Rachel laughed, “You sound like you are really on the mend now, if you can joke about how you feel!”

“Yeah, laugh a minute in this place. It still bloody hurts my chest when I laugh, though, and you’re not helping much! The Doc says I can go home almost any day and in a week’s time or so I can take up a bit of light running again.”

“Do you remember going out running on Sunday?”

“I don’t remember running at all, ever. Not since school anyway, maybe a quick kick around with a plastic football during lunchtimes at the factory. Never done any dedicated running that I am aware of. Doc says though that I’m honed and trained like a whippet, with superb muscle conditioning he says.”

Rachel smiled.

“Those are his words, not mine, and he’s worked out from that I must run regularly five miles or so on very much a daily basis. In fact, he reckons on Sunday, from my home in Buxton, I must have run anything from 25 to 30 miles, assuming I had gone in a reasonably straight line. I may have been wandering around for hours with no water, and this gash on my arm was leaking blood all the time, they could tell that from the blood patterning on my shirt, shorts, even socks and running shoes. No wonder I was so completely out of it.”

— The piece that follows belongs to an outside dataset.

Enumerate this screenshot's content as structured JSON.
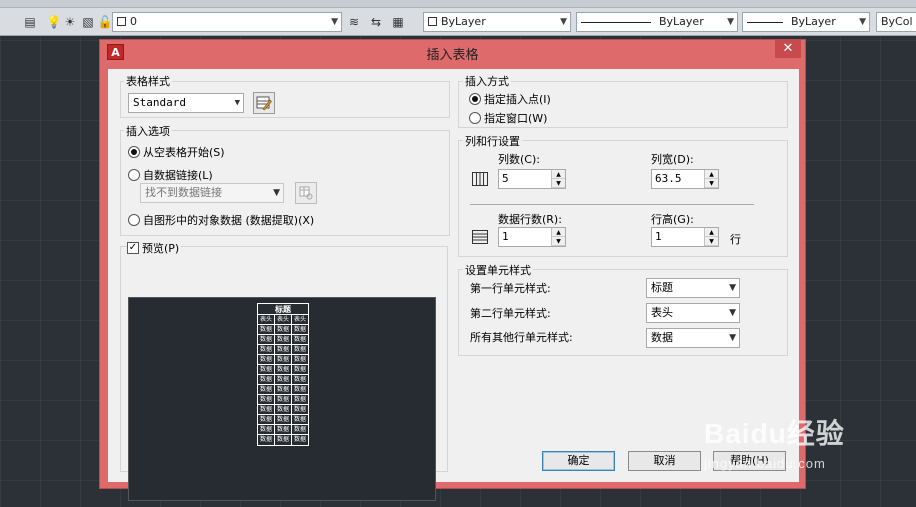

“So you’ve accepted you are this...” Rachel consulted her notes again, although more by ingrained habit than anything else, she now knew the answer off by heart, “Robert Morris?”

“Yeah, I guess so, no alternative, really,” Tommy pondered, “Bloody confusing though, ain’t it, being two people an’all? Then Ben tells me when I was half awake and still dreaming when he came on shift I was mumbling away in German.”

“German?”

“Yeah, Ben said they had a German doctor here as a locum last year who could barely speak English and I sounded like him.”

“Well, Tommy, for now, you are certainly keeping me in an interesting job.”

“Well, Rach,” he smiled, “You’re a bit more than just an investigator, you know. Along with Ben, Helen and Sharon, you are just about the only mates I have.”

“Are you flirting with me, Tommy Barlow?”

“Well, you are very pretty, Rach. But no, not really, it’s almost impossible to believe that in a matter of a few days I’ve gone from being a happy-go-lucky 23-year-old with everything to live for into someone old enough to be, well, old enough to be your father for one. Quite honestly, I’d be mad to flirt with anyone, with two families already under my belt so to speak, both of which seem to have conveniently forgotten me. So I don’t what that says about my ability to maintain relationships.”